Use vector search for semantic recall and BM25 search for exact terms. fusion="rrf" is a good default because vector and text scores use different scales.

9. Rerank candidates¶

A reranker can be a cross-encoder, an LLM scoring function, or a business rule. This simple example boosts chunks whose text contains a query term:

def simple_rerank(payload):
    query_text = payload["query"].get("text") or ""
    query_terms = set(re.findall(r"[a-z0-9]+", query_text.lower()))
    scored = []

    for item in payload["items"]:
        field = item.get("field") or {}
        haystack = f"{field.get('title', '')} {field.get('text', '')}".lower()
        overlap = sum(1 for term in query_terms if term in haystack)
        scored.append((item["id"], float(overlap)))

    return scored

reranked = collection.hybrid_search(
    vector=query_vector,
    text=question,
    text_fields=["title", "text"],
    where="tenant = 'acme'",
    candidate_limit=20,
    k=10,
    reranker=simple_rerank,
    rerank_k=3,
    return_fields=True,
)

print(reranked.to_list())

Set rerank_with_fields=True when the reranker needs fields but the final response does not need to return them.

10. Build an LLM prompt¶

def build_prompt(question: str, rows: list[dict]) -> str:
    context_blocks = []
    for i, row in enumerate(rows, start=1):
        context_blocks.append(
            f"[{i}] {row.get('title', '')}\n"
            f"source: {row.get('source', '')}\n"
            f"{row.get('text', '')}"
        )

    context = "\n\n".join(context_blocks)
    return (
        "Answer the question using only the context below.\n\n"
        f"Context:\n{context}\n\n"
        f"Question: {question}\n"
        "Answer:"
    )

prompt = build_prompt(question, reranked.to_list())
print(prompt)

Pass this prompt to your LLM client. Keep citations by carrying source, doc_id, and chunk_index in metadata.

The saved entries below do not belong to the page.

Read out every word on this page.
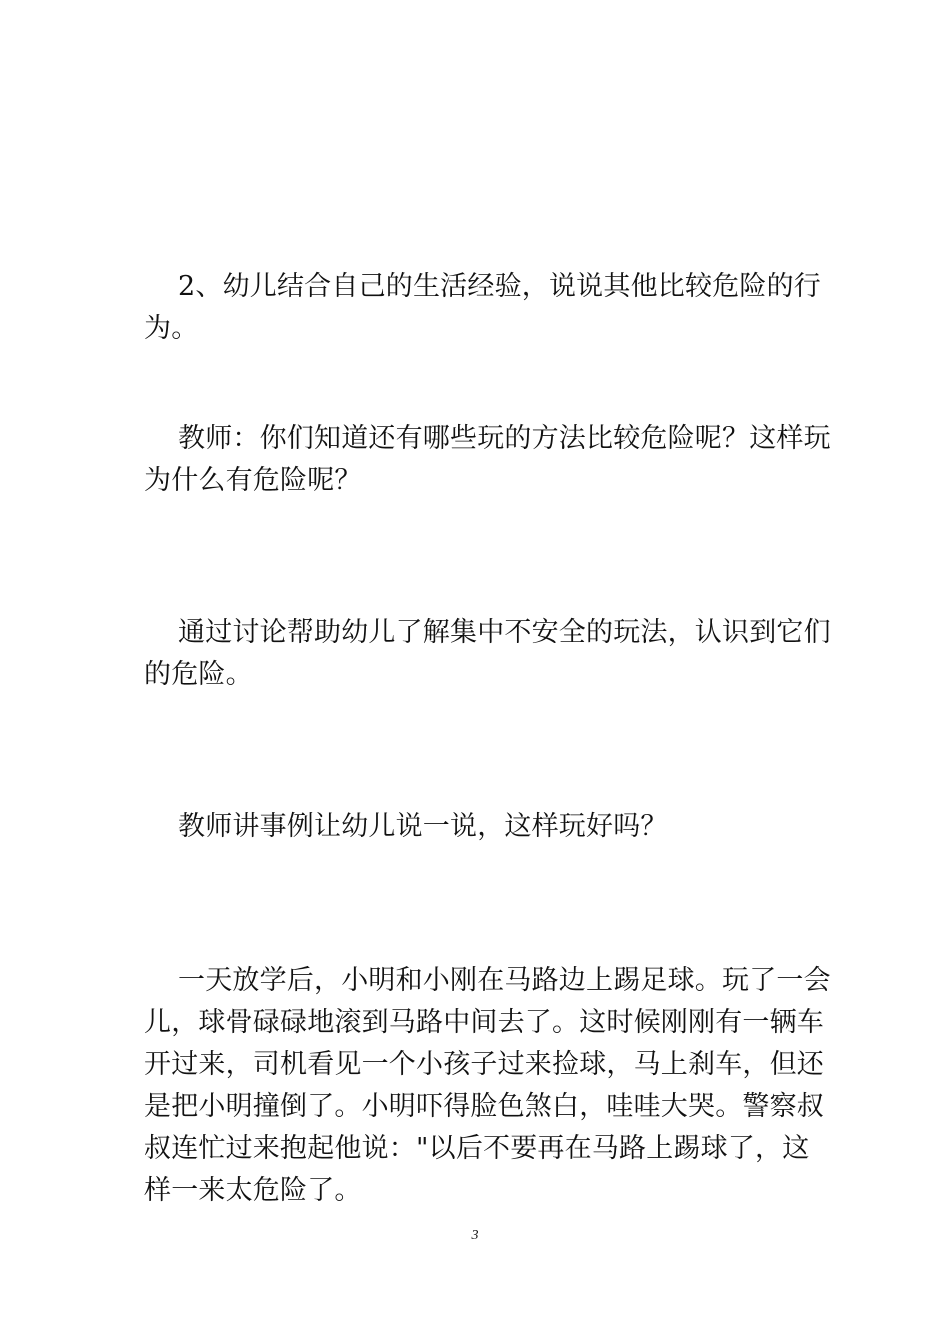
2、幼儿结合自己的生活经验，说说其他比较危险的行为。

教师：你们知道还有哪些玩的方法比较危险呢？这样玩为什么有危险呢？

通过讨论帮助幼儿了解集中不安全的玩法，认识到它们的危险。

教师讲事例让幼儿说一说，这样玩好吗？

一天放学后，小明和小刚在马路边上踢足球。玩了一会儿，球骨碌碌地滚到马路中间去了。这时候刚刚有一辆车开过来，司机看见一个小孩子过来捡球，马上刹车，但还是把小明撞倒了。小明吓得脸色煞白，哇哇大哭。警察叔叔连忙过来抱起他说："以后不要再在马路上踢球了，这样一来太危险了。

3
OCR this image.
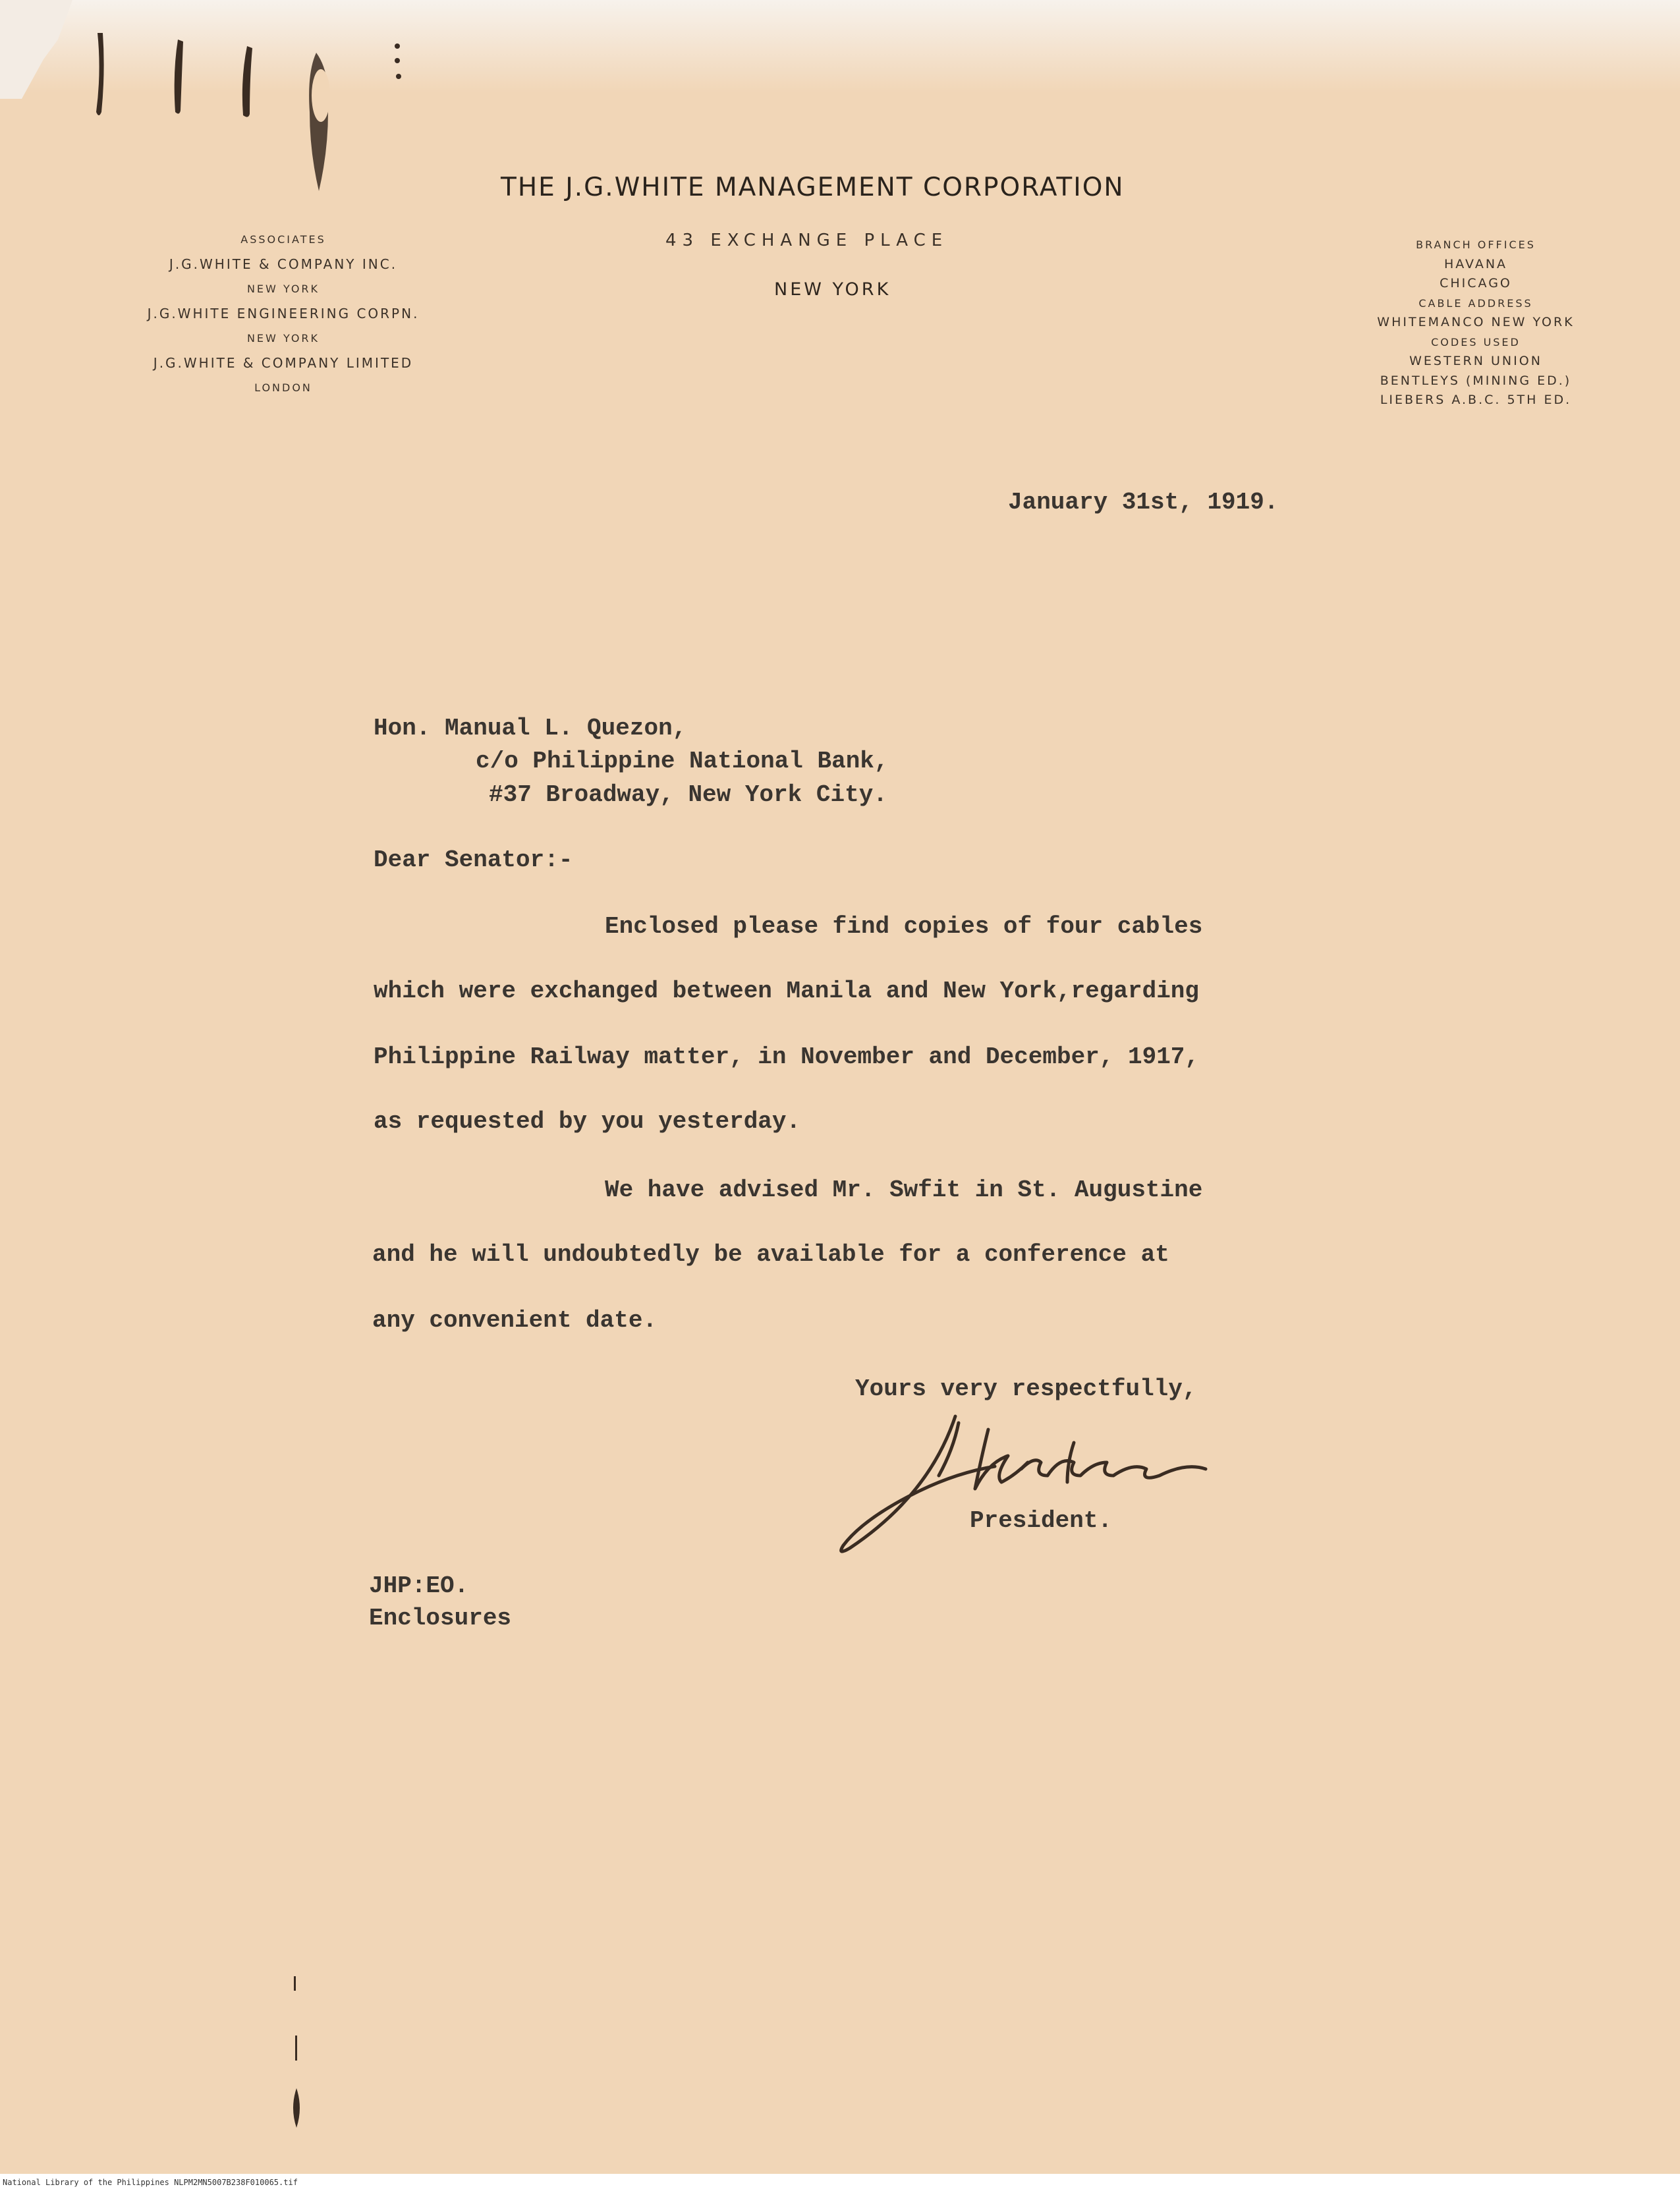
THE J.G.WHITE MANAGEMENT CORPORATION
43 EXCHANGE PLACE
NEW YORK
ASSOCIATES
J.G.WHITE & COMPANY INC.
NEW YORK
J.G.WHITE ENGINEERING CORPN.
NEW YORK
J.G.WHITE & COMPANY LIMITED
LONDON
BRANCH OFFICES
HAVANA
CHICAGO
CABLE ADDRESS
WHITEMANCO NEW YORK
CODES USED
WESTERN UNION
BENTLEYS (MINING ED.)
LIEBERS A.B.C. 5TH ED.
January 31st, 1919.
Hon. Manual L. Quezon,
c/o Philippine National Bank,
#37 Broadway, New York City.
Dear Senator:-
Enclosed please find copies of four cables
which were exchanged between Manila and New York,regarding
Philippine Railway matter, in November and December, 1917,
as requested by you yesterday.
We have advised Mr. Swfit in St. Augustine
and he will undoubtedly be available for a conference at
any convenient date.
Yours very respectfully,
President.
JHP:EO.
Enclosures
National Library of the Philippines NLPM2MN5007B238F010065.tif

11. Update changed documents¶

When a source document changes, upsert its chunks. This example updates one chunk by ID:

updated_text = "Start the server with lynse serve --host 0.0.0.0 --port 7637."
updated_field = {
    "doc_id": "local-remote",
    "chunk_index": 0,
    "title": "Local and remote mode",
    "tenant": "acme",
    "lang": "en",
    "text": updated_text,
    "source": "local-remote#0",
}

collection.upsert(
    ids="local-remote#0",
    vectors=embed_text(f"{updated_field['title']} {updated_text}"),
    fields=updated_field,
)
collection.commit()

If the number of chunks changes, delete old chunk IDs that no longer exist:

collection.delete([old_chunk_id])
collection.commit()

Run compact() later during maintenance if many rows have been tombstoned.

12. RAG checklist¶

Pick an embedding model and record its dimension and metric.
Normalize vectors if your metric strategy requires it.
Use one stable public string or integer ID per chunk.
Store source metadata needed for filtering and citations.
Use where for tenant, permission, language, source, and freshness filters.
Start with FLAT-COS or FLAT-L2 as a baseline.
Evaluate HNSW-*, IVF-*, SPANN-*, DiskANN-*, or quantized indexes against known questions.
Use hybrid search when exact terms matter.
Add a reranker when final ordering quality matters.
Snapshot or export before migrations and large re-indexing jobs.